Before analyzing the TIA standard, it is important that we understand the need for structured cabling for a data center.
Need for structured cabling
Most of the time data centers and SANs are constructed without having considered the implications of frequent additions, moves, and expansions. Some systems like the computers and single physical servers are normally installed by the company’s own technicians and crew. This crew is competent when it comes to the perspective of their own equipments. But the data centers house in them varied, disparate equipments, and data storage devices. Using such practices inevitably causes inefficient management of critical conditions. Critical conditions could range from advancement in technology to the addition of new products and services.
In the early years, a wide variety of cabling and architecture were common, but difficult to manage. This form of undesirable situation lead to the formation of the TIA/EIA-568 Commercial Building Cabling Standard, which eventually changed the way cabling for commercial buildings, telecommunication sectors, and data centers were done. This introduced a new and modernized way of cabling that is the ‘structured cabling’.
Many cable and copper industries developed new connectivity products that dramatically offered advantages to the data centers and SANs. Most of the experts and their successors, who developed the TIA-568 and its next called the TIA-568a, developed another standard called the SCS.
The TIA-568 was designed to suit the requirements of commercial buildings.
The TIA-942, Telecommunication Infrastructure Standard for data centers is bound to have immense effect on the data center and SAN as profoundly as the TIA 568 has on commercial buildings.
This new standard allows the SCS concepts to be implemented in the disparate equipments very early in the building design process. This particular standard views the whole data center as an integrated system with smaller ancillary elements. As a result, it interlinks many components like location, access along with architecture and electrical components to a most important concept of redundancy.
The TIA 942 includes seven spaces and two cabling subsystems within the data center.
- Ø Seven spaces include-
- Computer room
- Telecommunications room
- Entrance room
- Main Distribution Area(MDA)
- Horizontal Distribution Area( HDA)
- Zone Distribution Area( ZDA)
- Equipment Distribution Area (EDA)
The cabling subsystems in TIA 942 include the horizontal and backbone.
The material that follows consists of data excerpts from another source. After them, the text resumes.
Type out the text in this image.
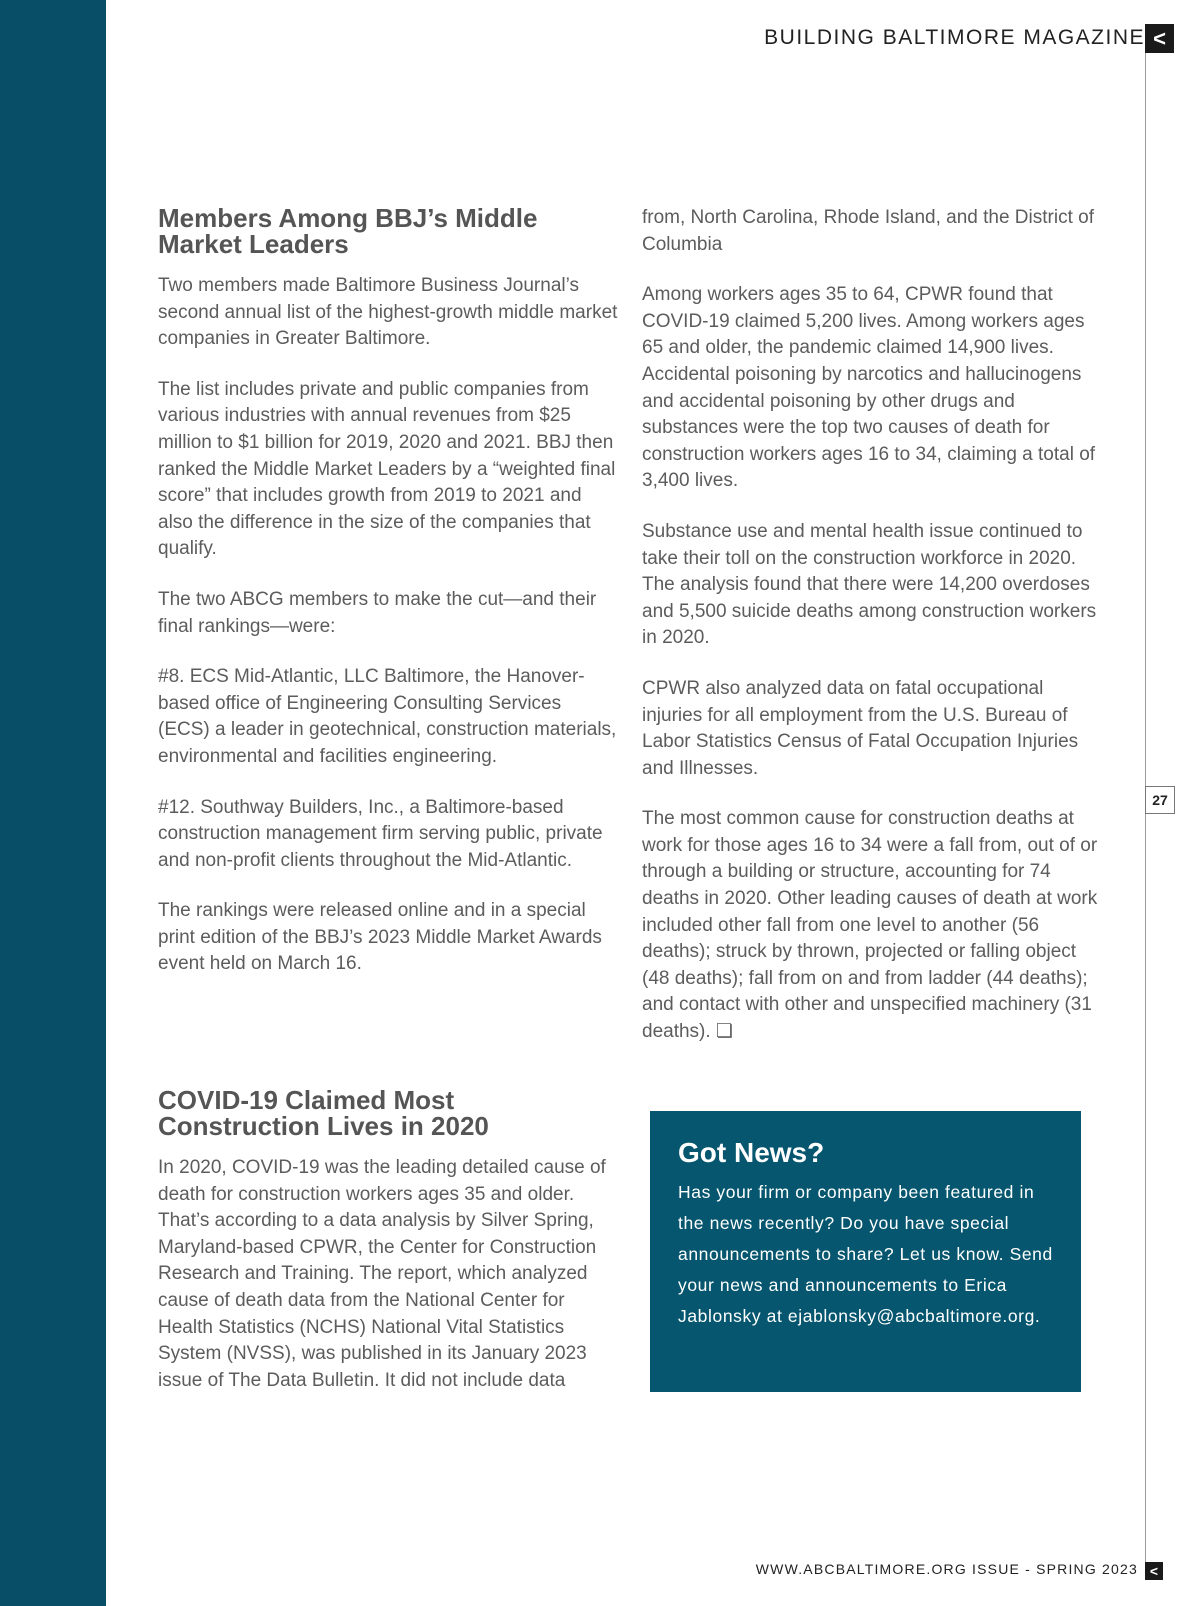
BUILDING BALTIMORE MAGAZINE <
27
Members Among BBJ’s Middle Market Leaders

Two members made Baltimore Business Journal’s second annual list of the highest-growth middle market companies in Greater Baltimore.

The list includes private and public companies from various industries with annual revenues from $25 million to $1 billion for 2019, 2020 and 2021. BBJ then ranked the Middle Market Leaders by a “weighted final score” that includes growth from 2019 to 2021 and also the difference in the size of the companies that qualify.

The two ABCG members to make the cut—and their final rankings—were:

#8. ECS Mid-Atlantic, LLC Baltimore, the Hanover-based office of Engineering Consulting Services (ECS) a leader in geotechnical, construction materials, environmental and facilities engineering.

#12. Southway Builders, Inc., a Baltimore-based construction management firm serving public, private and non-profit clients throughout the Mid-Atlantic.

The rankings were released online and in a special print edition of the BBJ’s 2023 Middle Market Awards event held on March 16.

COVID-19 Claimed Most Construction Lives in 2020

In 2020, COVID-19 was the leading detailed cause of death for construction workers ages 35 and older. That’s according to a data analysis by Silver Spring, Maryland-based CPWR, the Center for Construction Research and Training. The report, which analyzed cause of death data from the National Center for Health Statistics (NCHS) National Vital Statistics System (NVSS), was published in its January 2023 issue of The Data Bulletin. It did not include data

from, North Carolina, Rhode Island, and the District of Columbia

Among workers ages 35 to 64, CPWR found that COVID-19 claimed 5,200 lives. Among workers ages 65 and older, the pandemic claimed 14,900 lives. Accidental poisoning by narcotics and hallucinogens and accidental poisoning by other drugs and substances were the top two causes of death for construction workers ages 16 to 34, claiming a total of 3,400 lives.

Substance use and mental health issue continued to take their toll on the construction workforce in 2020. The analysis found that there were 14,200 overdoses and 5,500 suicide deaths among construction workers in 2020.

CPWR also analyzed data on fatal occupational injuries for all employment from the U.S. Bureau of Labor Statistics Census of Fatal Occupation Injuries and Illnesses.

The most common cause for construction deaths at work for those ages 16 to 34 were a fall from, out of or through a building or structure, accounting for 74 deaths in 2020. Other leading causes of death at work included other fall from one level to another (56 deaths); struck by thrown, projected or falling object (48 deaths); fall from on and from ladder (44 deaths); and contact with other and unspecified machinery (31 deaths). ❏

Got News?

Has your firm or company been featured in the news recently? Do you have special announcements to share? Let us know. Send your news and announcements to Erica Jablonsky at ejablonsky@abcbaltimore.org.

WWW.ABCBALTIMORE.ORG ISSUE - SPRING 2023 <
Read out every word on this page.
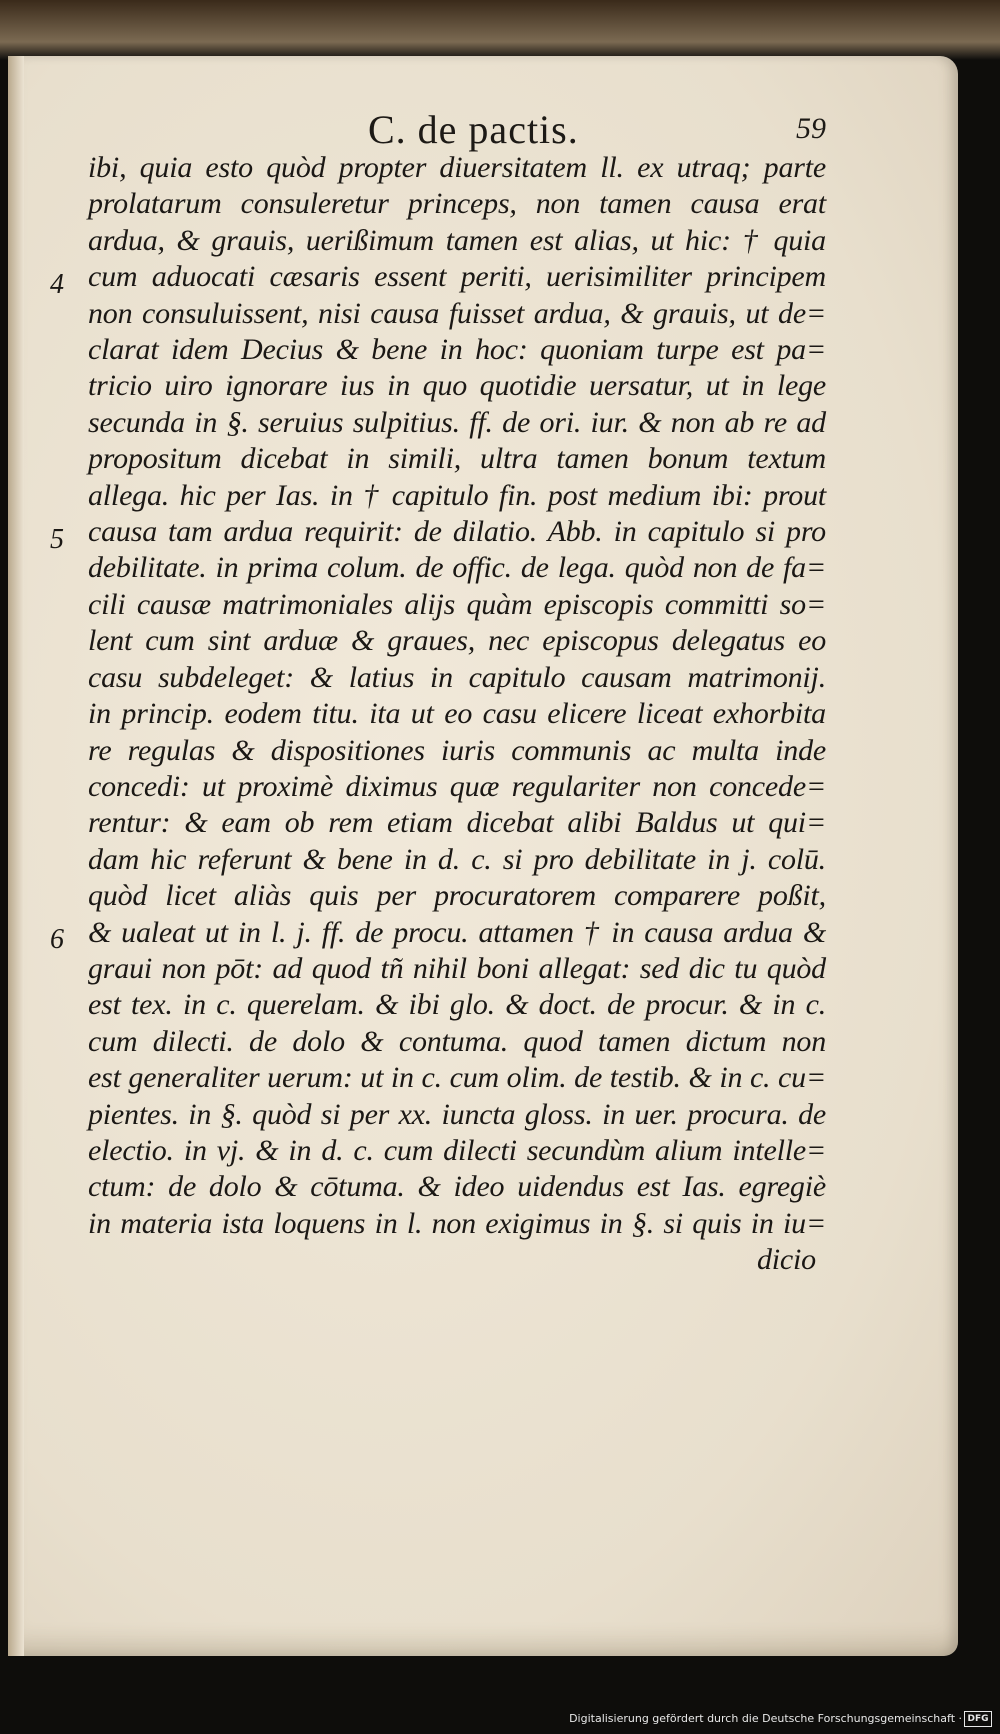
C. de pactis.	59
4
5
6
ibi, quia esto quòd propter diuersitatem ll. ex utraq; parte
prolatarum consuleretur princeps, non tamen causa erat
ardua, & grauis, uerißimum tamen est alias, ut hic: † quia
cum aduocati cæsaris essent periti, uerisimiliter principem
non consuluissent, nisi causa fuisset ardua, & grauis, ut de=
clarat idem Decius & bene in hoc: quoniam turpe est pa=
tricio uiro ignorare ius in quo quotidie uersatur, ut in lege
secunda in §. seruius sulpitius. ff. de ori. iur. & non ab re ad
propositum dicebat in simili, ultra tamen bonum textum
allega. hic per Ias. in † capitulo fin. post medium ibi: prout
causa tam ardua requirit: de dilatio. Abb. in capitulo si pro
debilitate. in prima colum. de offic. de lega. quòd non de fa=
cili causæ matrimoniales alijs quàm episcopis committi so=
lent cum sint arduæ & graues, nec episcopus delegatus eo
casu subdeleget: & latius in capitulo causam matrimonij.
in princip. eodem titu. ita ut eo casu elicere liceat exhorbita
re regulas & dispositiones iuris communis ac multa inde
concedi: ut proximè diximus quæ regulariter non concede=
rentur: & eam ob rem etiam dicebat alibi Baldus ut qui=
dam hic referunt & bene in d. c. si pro debilitate in j. colū.
quòd licet aliàs quis per procuratorem comparere poßit,
& ualeat ut in l. j. ff. de procu. attamen † in causa ardua &
graui non pōt: ad quod tñ nihil boni allegat: sed dic tu quòd
est tex. in c. querelam. & ibi glo. & doct. de procur. & in c.
cum dilecti. de dolo & contuma. quod tamen dictum non
est generaliter uerum: ut in c. cum olim. de testib. & in c. cu=
pientes. in §. quòd si per xx. iuncta gloss. in uer. procura. de
electio. in vj. & in d. c. cum dilecti secundùm alium intelle=
ctum: de dolo & cōtuma. & ideo uidendus est Ias. egregiè
in materia ista loquens in l. non exigimus in §. si quis in iu=
dicio
Digitalisierung gefördert durch die Deutsche Forschungsgemeinschaft · DFG
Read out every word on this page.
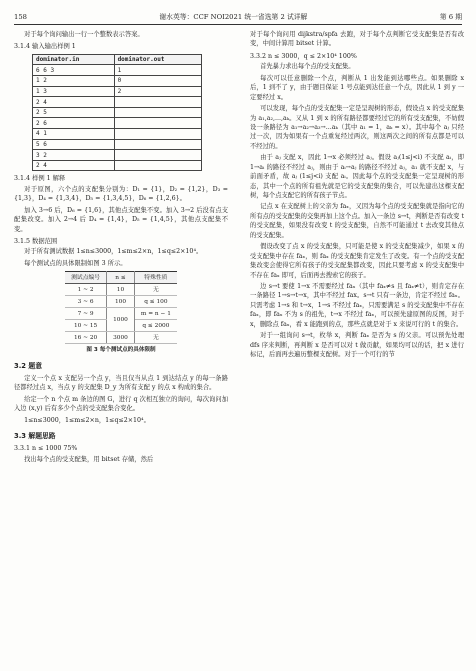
158	谢水英等：CCF NOI2021 统一省选第 2 试详解	第 6 期

对于每个询问输出一行一个整数表示答案。

3.1.4 输入输出样例 1
dominator.in	dominator.out
6 6 3	1
1 2	0
1 3	2
2 4	
2 5	
2 6	
4 1	
5 6	
3 2	
2 4	
3.1.4 样例 1 解释

对于原图，六个点的支配集分别为：D₁ = {1}，D₂ = {1,2}，D₃ = {1,3}，D₄ = {1,3,4}，D₅ = {1,3,4,5}，D₆ = {1,2,6}。

加入 3→6 后，D₆ = {1,6}，其他点支配集不变。加入 3→2 后没有点支配集改变。加入 2→4 后 D₄ = {1,4}，D₅ = {1,4,5}，其他点支配集不变。

3.1.5 数据范围

对于所有测试数据 1≤n≤3000，1≤m≤2×n，1≤q≤2×10⁴。

每个测试点的具体限制如图 3 所示。

测试点编号	n ≤	特殊性质
1 ~ 2	10	无
3 ~ 6	100	q ≤ 100
7 ~ 9	1000	m = n − 1
10 ~ 15		q ≤ 2000
16 ~ 20	3000	无
图 3 每个测试点的具体限制
3.2 题意

定义一个点 x 支配另一个点 y，当且仅当从点 1 到达结点 y 的每一条路径都经过点 x，当点 y 的支配集 D_y 为所有支配 y 的点 x 构成的集合。

给定一个 n 个点 m 条边的图 G，进行 q 次相互独立的询问，每次询问加入边 (x,y) 后有多少个点的受支配集合变化。

1≤n≤3000，1≤m≤2×n，1≤q≤2×10⁴。

3.3 解题思路
3.3.1 n ≤ 1000 75%

找出每个点的受支配集，用 bitset 存储，然后

对于每个询问用 dijkstra/spfa 去跑，对于每个点判断它受支配集是否有改变，中间计算用 bitset 计算。

3.3.2 n ≤ 3000，q ≤ 2×10⁴ 100%

首先暴力求出每个点的受支配集。

每次可以任意删除一个点，判断从 1 出发能到达哪些点。如果删除 x 后，1 到不了 y，由于题目保证 1 号点能到达任意一个点，因此从 1 到 y 一定要经过 x。

可以发现，每个点的受支配集一定是呈现树的形态，假设点 x 的受支配集为 a₁,a₂,...,aₖ。又从 1 到 x 的所有路径都要经过它的所有受支配集，不妨假设一条路径为 a₁→a₂→a₃→...aₖ（其中 a₁ = 1，aₖ = x）。其中每个 aⱼ 只经过一次，因为如果有一个点重复经过两次，则这两次之间的所有点都是可以不经过的。

由于 aⱼ 支配 x，因此 1→x 必须经过 aⱼ。假设 aⱼ(1≤j<i) 不支配 aᵢ，即 1→aᵢ 的路径不经过 aⱼ，则由于 aᵢ→aⱼ 的路径不经过 aⱼ，a₁ 就不支配 x，与前面矛盾，故 aⱼ (1≤j<i) 支配 aᵢ。因此每个点的受支配集一定呈现树的形态，其中一个点的所有祖先就是它的受支配集的集合，可以先建出这棵支配树，每个点支配它的所有孩子节点。

记点 x 在支配树上的父亲为 faₓ，又因为每个点的受支配集就是指向它的所有点的受支配集的交集再加上这个点。加入一条边 s→t，判断是否有改变 t 的受支配集，如果没有改变 t 的受支配集，自然不可能通过 t 去改变其他点的受支配集。

假设改变了点 x 的受支配集，只可能是使 x 的受支配集减少，如果 x 的受支配集中存在 faₓ，则 faₓ 的受支配集肯定发生了改变。有一个点的受支配集改变会使得它所有孩子的受支配集都改变，因此只要考虑 x 的受支配集中不存在 faₓ 即可，后面再去搜索它的孩子。

边 s→t 要使 1→x 不需要经过 faₓ（其中 faₓ≠s 且 faₓ≠t），则肯定存在一条路径 1→s→t→x，其中不经过 fax。s→t 只有一条边，肯定不经过 faₓ。只需考虑 1→s 和 t→x，1→s 不经过 faₓ，只需要满足 s 的受支配集中不存在 faₓ，即 faₓ 不为 s 的祖先，t→x 不经过 faₓ，可以预先建原图的反图，对于 x，删除点 faₓ，看 x 能跑到的点，那些点就是对于 x 来说可行的 t 的集合。

对于一组询问 s→t，枚举 x，判断 faₓ 是否为 s 的父亲。可以预先处理 dfs 序来判断，再判断 x 是否可以对 t 做贡献，如果均可以的话，把 x 进行标记，后面再去遍历整棵支配树。对于一个可行的节
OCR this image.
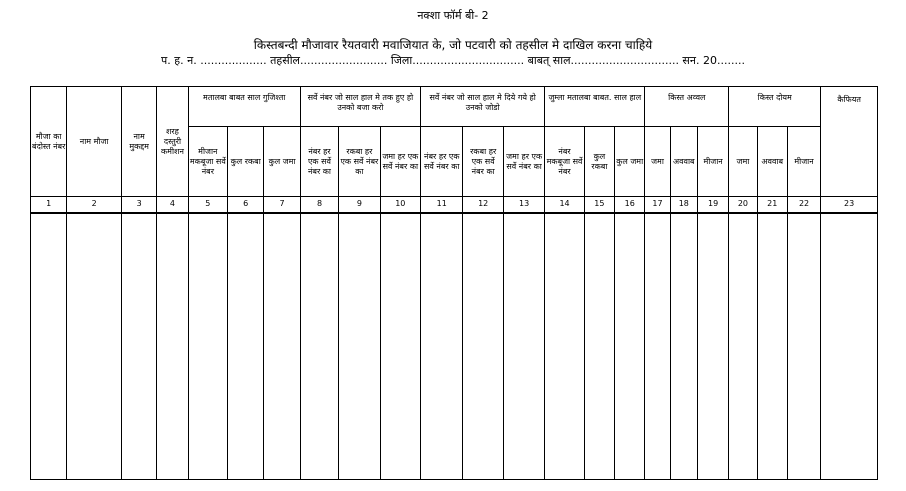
नक्शा फॉर्म बी- 2
किस्तबन्दी मौजावार रैयतवारी मवाजियात के, जो पटवारी को तहसील मे दाखिल करना चाहिये
प. ह. न. ................... तहसील......................... जिला................................ बाबत् साल............................... सन. 20........
मौजा का बंदोस्त नंबर	नाम मौजा	नाम मुकद्दम	शरह दस्तुरी कमीशन	मतालबा बाबत साल गुजिश्ता			सर्वे नंबर जो साल हाल मे तक हुए हो उनको बजा करो			सर्वे नंबर जो साल हाल मे दिये गये हो उनको जोडो			जुम्ला मतालबा बाबत. साल हाल			किस्त अव्वल			किस्त दोयम			कैफियत
				मीजान मकबूजा सर्वे नंबर	कुल रकबा	कुल जमा	नंबर हर एक सर्वे नंबर का	रकबा हर एक सर्वे नंबर का	जमा हर एक सर्वे नंबर का	नंबर हर एक सर्वे नंबर का	रकबा हर एक सर्वे नंबर का	जमा हर एक सर्वे नंबर का	नंबर मकबूजा सर्वे नंबर	कुल रकबा	कुल जमा	जमा	अववाब	मीजान	जमा	अववाब	मीजान	
1	2	3	4	5	6	7	8	9	10	11	12	13	14	15	16	17	18	19	20	21	22	23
The first five spaces generally involve many connections like high density panels and racks using fiber connectors like LC. The entrance room is the interface within the campus and is similar to the entrance room of a commercial building. MDA is the area where the main cross connect is located. HDA houses the horizontal cross connect. ZDA is an optional space and is where the zone outlet is located. EDA is where the cabinets, servers, and racks are located. It is similar to the working area of a commercial building.